Analysis of the cyclization system’s stability
Fig. 5 represents stability of the processes without and with a cyclization system at 24°C
In the right graph we observe: relying on FDA methodology we were able to obtain a confidence interval (CI) of 95 percent, which is superbly narrow; it indicates the non-intuitive stability of the loop system.

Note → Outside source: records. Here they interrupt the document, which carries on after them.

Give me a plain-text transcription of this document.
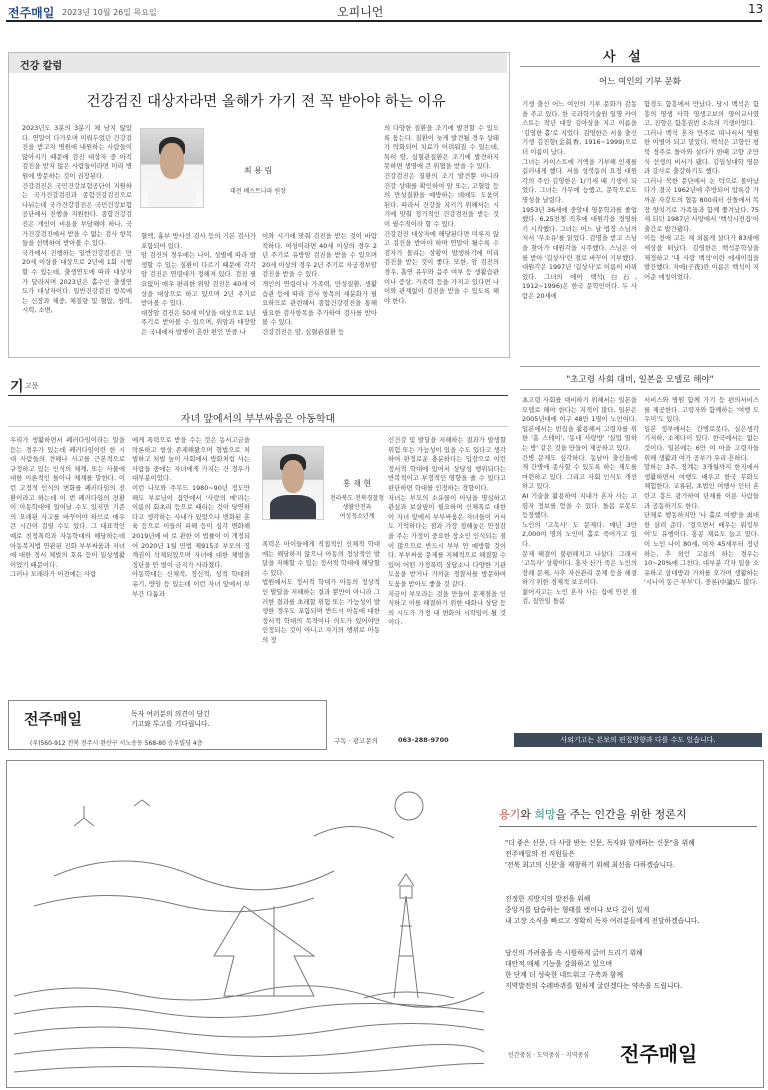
전주매일 2023년 10월 26일 목요일	오피니언	13
건강 칼럼
건강검진 대상자라면 올해가 가기 전 꼭 받아야 하는 이유
2023년도 3분의 3분기 체 남지 않았다. 연말이 다가오며 미뤄두었던 건강검진을 받고자 병원에 내원하는 사람들이 많아지기 때문에 검진 대상자 중 아직 검진을 받지 않은 사람들이라면 미리 병원에 방문하는 것이 권장된다.
건강검진은 국민건강보험공단이 지원하는 국가건강검진과 종합건강검진으로 나뉘는데 국가건강검진은 국민건강보험공단에서 진행을 지원한다. 종합건강검진은 개인이 비용을 부담해야 하나, 국가건강검진에서 받을 수 없는 검사 항목들을 선택하여 받아볼 수 있다.
국가에서 진행하는 일반건강검진은 만 20세 이상을 대상으로 2년에 1회 시행할 수 있는데, 출생연도에 따라 대상자가 달라지며 2023년은 홀수인 출생연도가 대상자이다. 일반건강검진 항목에는 신장과 체중, 체질량 및 혈압, 청력, 시력, 소변,
최 용 림
대전 베스트나파 원장
혈액, 흉부 방사선 검사 등의 기본 검사가 포함되어 있다.
암 검진의 경우에는 나이, 성별에 따라 발생할 수 있는 질환이 다르기 때문에 각각 암 검진은 연령대가 정해져 있다. 검진 필요없이 매우 편리한 위암 검진은 40세 이상을 대상으로 하고 있으며 2년 주기로 받아볼 수 있다.
대장암 검진은 50세 이상을 대상으로 1년 주기로 받아볼 수 있으며, 위암과 대장암은 국내에서 발병이 흔한 편인 만큼 나
이와 시기에 맞춰 검진을 받는 것이 바람직하다. 여성이라면 40세 이상의 경우 2년 주기로 유방암 검진을 받을 수 있으며 20세 이상의 경우 2년 주기로 자궁경부암 검진을 받을 수 있다.
개인의 연령이나 가족력, 만성질환, 생활습관 등에 따라 검사 항목의 세분화가 필요하므로 관련해서 종합건강검진을 통해 필요한 검사항목을 추가하여 검사를 받아볼 수 있다.
건강검진은 암, 심혈관질환 등
의 다양한 질환을 조기에 발견할 수 있도록 돕는다. 질환이 늦게 발견될 경우 상태가 악화되어 치료가 어려워질 수 있는데, 특히 암, 심혈관질환은 조기에 발견하지 못하면 생명에 큰 위협을 받을 수 있다.
건강검진은 질환의 조기 발견뿐 아니라 건강 상태를 확인하여 암 또는, 고혈압 등의 만성질환을 예방하는 데에도 도움이 된다. 따라서 건강을 지키기 위해서는 시기에 맞춰 정기적인 건강검진을 받는 것이 필수적이라 할 수 있다.
건강검진 대상자에 해당된다면 미루지 않고 검진을 받아야 하며 연말이 될수록 수검자가 몰리는 상황이 발생하기에 미리 검진을 받는 것이 좋다. 또한, 암 검진의 경우, 흡연 유무와 음주 여부 등 생활습관이나 증상, 가족력 등을 가지고 있다면 나이와 관계없이 검진을 받을 수 있도록 해야 한다.
사 설
어느 여인의 기부 문화
기생 출신 어느 여인의 기부 문화가 감동을 주고 있다. 한 국과학기술원 일명 카이스트는 작년 대장 김아상을 지고 이름을 '김영한 홀'로 지었다. 김영한은 서울 출신 기생 김진향(金眞香, 1916~1999)으로 더 이름이 났다.
그녀는 카이스트에 거액을 기부해 인재를 길러내게 했다. 서울 성북동의 요정 대원각의 주인 김영한은 1/기세 때 기생이 되었다. 그녀는 가무에 능했고, 문학으로도 명성을 날렸다.
1953년 36세에 중앙대 영문학과를 졸업했다. 6,25전쟁 직후에 대원각을 경영하기 시작했다. 그녀는 어느 날 법정 스님의 저서 '무소유'를 읽었다. 감명을 받고 스님을 찾아가 대원각을 시주했다. 스님은 이를 받아 '길상사'란 절로 바꾸어 기부했다.
대원각은 1997년 '길상사'로 이름이 바뀌었다. 그녀의 에어 백석(白石, 1912~1996)은 한국 문학인이다. 두 사람은 20세에
함경도 함흥에서 만났다. 당시 백석은 함흥의 영생 사학 영생고보의 영어교사였고, 진향은 함흥권번 소속의 기생이었다.
그러나 백석 혼자 만주로 떠나서서 영원한 이별이 되고 말았다. 백석은 고향인 평북 정주로 돌아와 살다가 한때 고향 조만식 선생의 비서가 됐다. 김일성대학 영문과 강사로 출강하기도 했다.
그러나 북한 문단에서 논 탁으로 몰아났다가 결국 1962년에 추방되어 압록강 가까운 자강도의 협동 800리터 산돌에서 목장 양치기로 가족들과 함께 쫓겨났다. 75세 되던 1987년 사망에서 '백석시전집'이 출간로 발간됐다.
이듬 전에 고든 채 외롭게 살다가 83세에 세상을 떠났다. 김영한은 백석문학상을 제정하고 '내 사랑 백석'이란 에세이집을 발간했다. 자에(子夜)란 이름은 백석이 지어준 애칭이었다.
"초고령 사회 대비, 일본을 모델로 해야"
초고령 사회를 대비하기 위해서는 일본을 모델로 해야 한다는 지적이 많다. 일본은 2005년대에 이구 48만 1명이 노인이다. 일본에서는 빈집을 활용해서 고령자를 위한 '홈 스테이', '동네 사랑방' '실업 일하는 방' 같은 것을 만들어 제공하고 있다.
간병 문제도 심각하다. 동남아 출신들에게 간병에 종사할 수 있도록 하는 제도를 마련하고 있다. 그리고 사회 인식도 개선하고 있다.
AI 기술을 활용하여 지내가 혼자 사는 고령자 정보를 얻을 수 있다. 돌봄 로봇도 등장했다.
노인의 '고독사' 도 문제다. 매년 3만 2,000여 명의 노인이 홀로 죽어가고 있다.
문제 해결이 불편해지고 나살다. 그래서 '고독사' 상황이다. 홍자 산가 죽은 노인의 장례 문제, 사후 자산관리 문제 등을 해결하기 위한 경제적 보조이다.
젊어지고는 노인 혼자 사는 집에 안전 점검, 집안일 돌봄
서비스와 병원 함께 가기 등 편의서비스를 제공한다. 고령자와 함께하는 '여행 도우미'도 있다.
일본 정부에서는 간병로봇다, 실은생각 기저하, 소제다이 있다. 한국에서는 없는 것이다. 일본에는 6만 여 마을 고령자들 위해 생활과 여가 공부가 우리 흔하다.
말하는 3주, 정계는 3개월까지 한지에서 생활하면서 여행도 배우고 한국 무화도 체험한다. 교류된, 초법인 여행사 인터 혼란고 흥드 광가하여 단체를 이룬 사람들과 공동하기도 한다.
단체로 행동하지만 '나 홀로 여행'을 최대한 살려 준다. '걸으면서 배우는 워킹투어'도 유행이다. 홍콩 재료도 늘고 있다. 이 노인 나이 80세, 여자 45세부터 정년 하는, 추 외인 고용의 하는 경우는 10~20%에 그친다. 대부분 각자 일을 소유하고 상대방과 거처를 오가며 생활하는 '시니어 동근 부부'다. 중론(中論)도 많다.
기 고문
자녀 앞에서의 부부싸움은 아동학대
우리가 생활하면서 폐러다임이라는 말을 듣는 경우가 있는데 폐러다임이란 한 시대 사람들의 견해나 사고를 근본적으로 규정하고 있는 인식의 체계, 또는 사물에 대한 이론적인 틀이나 체계를 말한다. 이런 고정적 인식의 변화를 폐러다임의 전환이라고 하는데 이 번 폐러다임의 전환이 아동학대에 일어날 수도 있지만 기존의 오래된 사고를 바꾸어야 하므로 매우 큰 시간이 걸릴 수도 있다. 그 대표적인 예로 친정폭력과 자동학대의 해당하는데 아동복지법 연관된 진화 부부싸움과 자녀에 대한 정서 체벌의 호유 등이 일상생활이었기 때문이다.
그러나 모래라가 이전에는 사람
에게 폭력으로 받을 수는 것은 동서고금을 막론하고 항상 존재해왔으며 형법으로 처벌하고 처벌 높이 사회에서 방화처럼 사는 사람들 중에는 자녀에게 가지는 건 경우가 대부분이었다.
이런 나모와 주무드 1980~90년 정도만 해도 부로님이 집안에서 '사랑의 매'라는 이름의 회초리 등으로 때리는 것이 당연하다고 생각하는 사내가 있었으나 변화된 훈육 등으로 이들의 피해 등이 심각 변화해 2019년에 비 로 관한 이 법률이 이 개정되어 2020년 1월 민법 제915조 부모의 징계권이 삭제되었으며 자녀에 대한 체벌을 징단을 안 벌이 금지가 사라졌다.
아동학대는 신체적, 정신적, 성적 학대와 유기, 방임 등 있는데 이런 자녀 앞에서 부부간 다툼과
홍 재 현
전라북도 전북경찰청
생활안전과
여성청소년계
폭력은 아이들에게 직접적인 신체적 학대에는 해당하지 않으나 아동의 정상적인 발달을 저해할 수 있는 정서적 학대에 해당할 수 있다.
법원에서도 정서적 학대가 아동의 정상적인 발달을 저해하는 결과 뿐만이 아니라 그러한 결과를 초래할 위험 또는 가능성이 발생한 경우도 포함되며 반드시 아동에 대한 정서적 학대의 목적이나 의도가 있어야만 인정되는 것이 아니고 자기의 행위로 아동의 정
신건강 및 발달을 저해하는 결과가 발생할 위험 또는 가능성이 있을 수도 있다고 생각하여 판정로운 충분하다는 입장으로 이런 정서적 학대에 있어서 상당성 행위되다는 반복적이고 부정적인 영향을 줄 수 있다고 판단하면 학대를 인정하는 경향이다.
자녀는 부모의 소유물이 아님을 명심하고 관심과 보살핌이 필요하며 신체폭로 대한이 자녀 앞에서 부부싸움은 자녀들이 커서도 기억하다는 점과 가장 정해놓은 안정감을 주는 가정이 중요한 장소인 인식되는 점이 많으므로 반드시 부부 안 예방할 것이다. 부부싸움 문제를 지혜적으로 해결할 수 있어 어떤 가정폭력 상담소나 다양한 기관 도움을 받거나 가까운 경찰서를 방문하여 도움을 받아도 좋을 것 같다.
지금이 부모라는 것을 만들어 문제점을 인식하고 이를 해결하기 위한 대화나 상담 등의 시도가 가정 내 변화의 시작임이 될 것이다.
전주매일	독자 여러분의 의견이 담긴
기고와 투고를 기다립니다.
(우)560-912 전북 전주시 완산구 서노송동 568-80 승우빌딩 4층	구독 · 광고문의	063-288-9700	사외기고는 본보의 편집방향과 다를 수도 있습니다.
용기와 희망을 주는 인간을 위한 정론지
"더 좋은 신문, 더 사랑 받는 신문, 독자와 함께하는 신문"을 위해
전주매일의 전 직원들은
'전북 최고의 신문'을 재창하기 위해 최선을 다하겠습니다.
진정한 지방지의 발전을 위해
중앙지를 답습하는 형태를 벗어나 보다 깊이 있게
내 고장 소식을 빠르고 정확히 독자 여러분들에게 전달하겠습니다.
당신의 가려움을 속 시원하게 긁어 드리기 위해
대안적 매체 기능을 강화하고 있으며
한 단계 더 성숙한 네트워크 구축과 함께
지역발전의 수레바퀴를 힘차게 굴린겠다는 약속을 드립니다.
인간중심 · 도덕중심 · 지역중심 전주매일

On the other hand, the process in the left graph is observed as barely stable - it obtains a surprisingly wide CI, which has got two groups of the processes that localize around different CI boundaries. The first group (2 standard deviations) provides an output of bacteria colony growth and the second group (-2 standard deviations) gives an opposite outcome.
Conclusions
All in all, promoters' strength was successfully evaluated, and following these data, promoters were selected for the naringenin metabolic pathway. On the other hand, one of our chosen protein synthesis enhancing mechanisms - mRNA cyclization - appeared not to work as expected and described in the Yang et al. article [1]. In our case, it did not increase protein production. Interestingly, protein quantity stabilization was noticed as a novel property of this system and may be further tested.